In 2015 the Aon ILS Indices, which track the performance of investment baskets of catastrophe bonds, all outperformed a number of comparable fixed income benchmarks, as well as beating the S&P 500 Index, the latest report from Aon Securities shows.
No matter how much reinsurance rates have declined and catastrophe bond pricing has dropped an investment in ILS and cat bonds continues to outperform comparable benchmarks, often with lower volatility as well.
For large institutional investors looking to add an asset class to their portfolios, which has relatively low correlation and attractive returns over the longer-term, reinsurance-linked investments through ILS and cat bonds continue to demonstrate that they can be a valuable source of return.
In 2015 all of the Aon ILS Indices posted gains, however it is very evident just how much pricing has declined in catastrophes bonds and comparable reinsurance by tracking the indices over time.
For 2015 the Aon All Bond and BB-rated catastrophe Bond indices, which track across the market perils, posted annual returns of 3.51% and 2% respectively. Meanwhile, the peril specific U.S. Hurricane and U.S. Earthquake catastrophe Bond indices returned 5.01% and 2.85% respectively.
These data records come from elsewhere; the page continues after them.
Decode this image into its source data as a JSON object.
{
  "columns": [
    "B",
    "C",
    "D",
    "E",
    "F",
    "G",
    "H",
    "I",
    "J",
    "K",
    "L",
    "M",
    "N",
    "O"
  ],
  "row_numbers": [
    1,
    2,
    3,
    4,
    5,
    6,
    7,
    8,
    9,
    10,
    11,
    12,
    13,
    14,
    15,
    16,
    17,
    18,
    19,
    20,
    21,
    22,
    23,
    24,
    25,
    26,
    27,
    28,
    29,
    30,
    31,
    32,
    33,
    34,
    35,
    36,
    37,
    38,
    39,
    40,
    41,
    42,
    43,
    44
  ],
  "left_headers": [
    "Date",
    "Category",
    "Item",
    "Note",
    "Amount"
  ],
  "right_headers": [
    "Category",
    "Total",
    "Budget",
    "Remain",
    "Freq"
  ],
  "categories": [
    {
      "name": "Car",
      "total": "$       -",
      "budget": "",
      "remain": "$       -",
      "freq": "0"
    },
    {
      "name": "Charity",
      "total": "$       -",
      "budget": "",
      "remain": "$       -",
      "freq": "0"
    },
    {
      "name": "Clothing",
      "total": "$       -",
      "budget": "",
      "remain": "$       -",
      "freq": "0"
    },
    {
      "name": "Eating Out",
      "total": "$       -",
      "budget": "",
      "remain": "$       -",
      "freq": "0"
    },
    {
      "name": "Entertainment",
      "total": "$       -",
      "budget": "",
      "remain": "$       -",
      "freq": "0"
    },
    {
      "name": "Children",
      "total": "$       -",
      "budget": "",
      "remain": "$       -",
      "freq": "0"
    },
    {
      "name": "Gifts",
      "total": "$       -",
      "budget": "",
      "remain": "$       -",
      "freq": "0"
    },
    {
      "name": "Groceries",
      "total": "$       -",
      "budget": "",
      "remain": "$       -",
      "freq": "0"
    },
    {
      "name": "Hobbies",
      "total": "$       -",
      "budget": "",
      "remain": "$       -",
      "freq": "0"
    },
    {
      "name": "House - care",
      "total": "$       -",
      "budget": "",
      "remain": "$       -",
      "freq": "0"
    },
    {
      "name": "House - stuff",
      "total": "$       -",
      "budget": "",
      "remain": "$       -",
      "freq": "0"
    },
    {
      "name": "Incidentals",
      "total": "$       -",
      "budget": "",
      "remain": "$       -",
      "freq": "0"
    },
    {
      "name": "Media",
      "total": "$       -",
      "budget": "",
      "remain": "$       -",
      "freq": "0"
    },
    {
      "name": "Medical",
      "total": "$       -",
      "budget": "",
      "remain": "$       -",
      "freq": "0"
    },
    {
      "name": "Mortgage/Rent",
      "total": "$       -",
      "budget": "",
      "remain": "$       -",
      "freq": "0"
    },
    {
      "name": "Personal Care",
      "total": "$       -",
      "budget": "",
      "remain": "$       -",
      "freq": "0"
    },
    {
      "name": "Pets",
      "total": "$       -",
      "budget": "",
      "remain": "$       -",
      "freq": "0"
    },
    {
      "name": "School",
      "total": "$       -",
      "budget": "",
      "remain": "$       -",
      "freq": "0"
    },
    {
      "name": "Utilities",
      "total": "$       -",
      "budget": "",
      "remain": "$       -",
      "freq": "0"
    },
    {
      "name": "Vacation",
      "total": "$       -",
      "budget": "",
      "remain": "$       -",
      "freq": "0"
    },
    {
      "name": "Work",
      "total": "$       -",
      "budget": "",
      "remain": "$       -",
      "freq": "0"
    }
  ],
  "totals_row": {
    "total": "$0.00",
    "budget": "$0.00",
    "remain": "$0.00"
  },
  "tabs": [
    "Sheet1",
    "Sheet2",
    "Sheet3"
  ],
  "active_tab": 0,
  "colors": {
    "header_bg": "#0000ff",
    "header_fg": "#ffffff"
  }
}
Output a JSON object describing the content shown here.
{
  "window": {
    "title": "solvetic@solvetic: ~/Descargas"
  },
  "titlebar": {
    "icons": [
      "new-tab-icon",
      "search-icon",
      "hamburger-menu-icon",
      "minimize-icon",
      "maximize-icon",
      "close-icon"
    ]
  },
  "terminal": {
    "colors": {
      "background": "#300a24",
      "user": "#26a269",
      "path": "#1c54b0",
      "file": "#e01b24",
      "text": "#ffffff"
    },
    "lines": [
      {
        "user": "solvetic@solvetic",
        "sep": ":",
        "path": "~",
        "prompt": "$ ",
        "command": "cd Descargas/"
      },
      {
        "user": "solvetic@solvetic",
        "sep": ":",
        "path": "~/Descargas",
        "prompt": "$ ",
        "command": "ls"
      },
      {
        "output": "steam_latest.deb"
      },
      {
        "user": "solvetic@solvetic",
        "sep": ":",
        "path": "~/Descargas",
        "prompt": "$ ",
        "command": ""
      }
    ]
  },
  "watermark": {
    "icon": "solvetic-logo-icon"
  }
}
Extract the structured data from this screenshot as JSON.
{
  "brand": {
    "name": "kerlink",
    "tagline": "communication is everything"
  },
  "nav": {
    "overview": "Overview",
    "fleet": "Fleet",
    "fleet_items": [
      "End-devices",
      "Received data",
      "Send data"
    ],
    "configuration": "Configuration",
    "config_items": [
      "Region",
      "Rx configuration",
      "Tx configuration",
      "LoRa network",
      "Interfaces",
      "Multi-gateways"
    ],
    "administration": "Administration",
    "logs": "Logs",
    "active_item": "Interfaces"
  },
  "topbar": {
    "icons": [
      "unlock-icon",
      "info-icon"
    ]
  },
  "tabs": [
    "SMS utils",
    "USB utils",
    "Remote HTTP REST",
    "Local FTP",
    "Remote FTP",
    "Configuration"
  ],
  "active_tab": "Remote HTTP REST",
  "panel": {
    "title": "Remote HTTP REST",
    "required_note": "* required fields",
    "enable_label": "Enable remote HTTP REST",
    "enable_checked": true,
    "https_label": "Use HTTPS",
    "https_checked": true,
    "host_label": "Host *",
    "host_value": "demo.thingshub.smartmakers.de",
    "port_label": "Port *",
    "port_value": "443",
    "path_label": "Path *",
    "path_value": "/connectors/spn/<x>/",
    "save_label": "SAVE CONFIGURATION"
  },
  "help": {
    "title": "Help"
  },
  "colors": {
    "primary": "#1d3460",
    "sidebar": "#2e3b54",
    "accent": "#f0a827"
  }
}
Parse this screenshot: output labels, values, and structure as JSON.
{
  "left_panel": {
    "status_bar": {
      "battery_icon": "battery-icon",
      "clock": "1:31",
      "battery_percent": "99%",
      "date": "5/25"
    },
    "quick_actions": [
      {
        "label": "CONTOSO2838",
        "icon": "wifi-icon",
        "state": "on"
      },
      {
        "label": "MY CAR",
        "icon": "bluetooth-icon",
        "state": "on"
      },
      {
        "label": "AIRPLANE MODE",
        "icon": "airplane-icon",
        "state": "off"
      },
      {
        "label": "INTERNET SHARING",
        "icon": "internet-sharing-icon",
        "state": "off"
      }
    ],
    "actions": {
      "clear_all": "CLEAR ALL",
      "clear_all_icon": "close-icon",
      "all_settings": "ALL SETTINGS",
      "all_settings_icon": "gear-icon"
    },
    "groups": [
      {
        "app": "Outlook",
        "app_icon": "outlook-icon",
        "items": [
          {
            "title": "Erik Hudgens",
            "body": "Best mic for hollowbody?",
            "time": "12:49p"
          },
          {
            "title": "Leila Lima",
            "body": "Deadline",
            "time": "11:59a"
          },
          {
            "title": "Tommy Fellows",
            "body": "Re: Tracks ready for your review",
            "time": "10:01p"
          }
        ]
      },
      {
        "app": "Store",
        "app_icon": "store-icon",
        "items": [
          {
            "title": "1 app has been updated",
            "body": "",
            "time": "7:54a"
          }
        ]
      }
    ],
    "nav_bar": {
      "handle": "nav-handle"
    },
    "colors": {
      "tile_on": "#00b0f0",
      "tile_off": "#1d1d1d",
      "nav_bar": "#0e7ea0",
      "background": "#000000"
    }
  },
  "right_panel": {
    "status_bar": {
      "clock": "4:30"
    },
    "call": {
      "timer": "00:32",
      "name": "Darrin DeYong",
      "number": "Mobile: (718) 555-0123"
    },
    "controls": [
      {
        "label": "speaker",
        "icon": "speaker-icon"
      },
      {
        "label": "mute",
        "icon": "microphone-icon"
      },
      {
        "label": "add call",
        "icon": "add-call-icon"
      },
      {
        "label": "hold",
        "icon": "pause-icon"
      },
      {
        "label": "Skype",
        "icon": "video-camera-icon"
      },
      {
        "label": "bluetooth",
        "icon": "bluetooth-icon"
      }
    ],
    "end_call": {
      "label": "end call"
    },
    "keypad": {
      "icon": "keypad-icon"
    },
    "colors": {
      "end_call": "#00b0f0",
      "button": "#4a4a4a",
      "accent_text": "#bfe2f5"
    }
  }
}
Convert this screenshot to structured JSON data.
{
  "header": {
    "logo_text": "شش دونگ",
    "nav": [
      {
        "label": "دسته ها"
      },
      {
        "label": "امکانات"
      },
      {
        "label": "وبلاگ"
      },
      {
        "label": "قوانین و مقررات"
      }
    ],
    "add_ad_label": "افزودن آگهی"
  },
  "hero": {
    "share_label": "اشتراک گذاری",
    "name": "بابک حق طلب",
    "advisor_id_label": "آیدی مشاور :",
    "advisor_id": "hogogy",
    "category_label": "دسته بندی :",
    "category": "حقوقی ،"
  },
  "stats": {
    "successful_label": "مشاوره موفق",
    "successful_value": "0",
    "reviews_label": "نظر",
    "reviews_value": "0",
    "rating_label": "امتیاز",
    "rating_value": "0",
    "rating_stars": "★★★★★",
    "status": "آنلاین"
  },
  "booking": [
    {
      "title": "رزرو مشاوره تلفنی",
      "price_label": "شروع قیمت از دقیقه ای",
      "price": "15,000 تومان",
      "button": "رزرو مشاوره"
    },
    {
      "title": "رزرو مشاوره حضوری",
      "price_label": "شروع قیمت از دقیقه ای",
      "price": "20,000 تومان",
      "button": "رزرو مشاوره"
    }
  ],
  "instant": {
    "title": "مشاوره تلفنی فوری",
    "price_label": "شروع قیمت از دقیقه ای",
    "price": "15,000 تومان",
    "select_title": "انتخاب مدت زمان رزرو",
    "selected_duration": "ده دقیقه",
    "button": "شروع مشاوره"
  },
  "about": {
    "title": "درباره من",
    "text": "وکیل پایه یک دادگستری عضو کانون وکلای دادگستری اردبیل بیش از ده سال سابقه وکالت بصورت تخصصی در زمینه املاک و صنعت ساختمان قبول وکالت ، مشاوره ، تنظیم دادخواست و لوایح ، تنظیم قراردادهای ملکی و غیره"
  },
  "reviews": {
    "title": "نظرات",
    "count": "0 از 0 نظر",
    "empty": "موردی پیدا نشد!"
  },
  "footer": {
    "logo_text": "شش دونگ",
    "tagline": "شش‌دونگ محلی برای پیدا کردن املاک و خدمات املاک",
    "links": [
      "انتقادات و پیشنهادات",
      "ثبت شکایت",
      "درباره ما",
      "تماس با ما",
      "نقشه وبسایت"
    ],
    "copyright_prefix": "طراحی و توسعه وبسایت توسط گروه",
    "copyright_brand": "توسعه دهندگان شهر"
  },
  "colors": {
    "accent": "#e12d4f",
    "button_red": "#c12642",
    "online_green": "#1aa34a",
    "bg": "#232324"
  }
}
Looking at the performance of the Aon All Bond Index, which represents a broad cross-section of the catastrophe bond market’s return, versus some of the benchmarks over a longer period two things become clear.
Firstly, the returns achievable in the catastrophe bond market are down significantly, that cannot be disputed. However the returns remain very attractive versus the benchmarks, outperforming all of them for three years in a row.
Secondly, the lower-volatility, over a longer term, of catastrophe bond investments is evident from the index performance over the last nine years, as we have charted above. In fact, over the nine years the Aon All Bond ILS Index has returned 70.8%, compared to 64.75% for the CMBS benchmark, 58.49% for the S&P 500, 38.01% for 3 to 5 year U.S. treasury notes and 35.68% for 3 to 5 year ABS.
Of course this is the whole attraction to ILS and catastrophe bonds. That you can look at the performance of the asset class over a longer period, a period which includes the financial crisis and the catastrophe heavy years of 2011/12, and clearly see out-performance of the benchmarks in terms of return and at lower volatility.
This is exactly why large institutional investors are increasingly finding their way into the ILS market and why catastrophe bonds remain a very attractive fixed income investment, despite the lower available returns.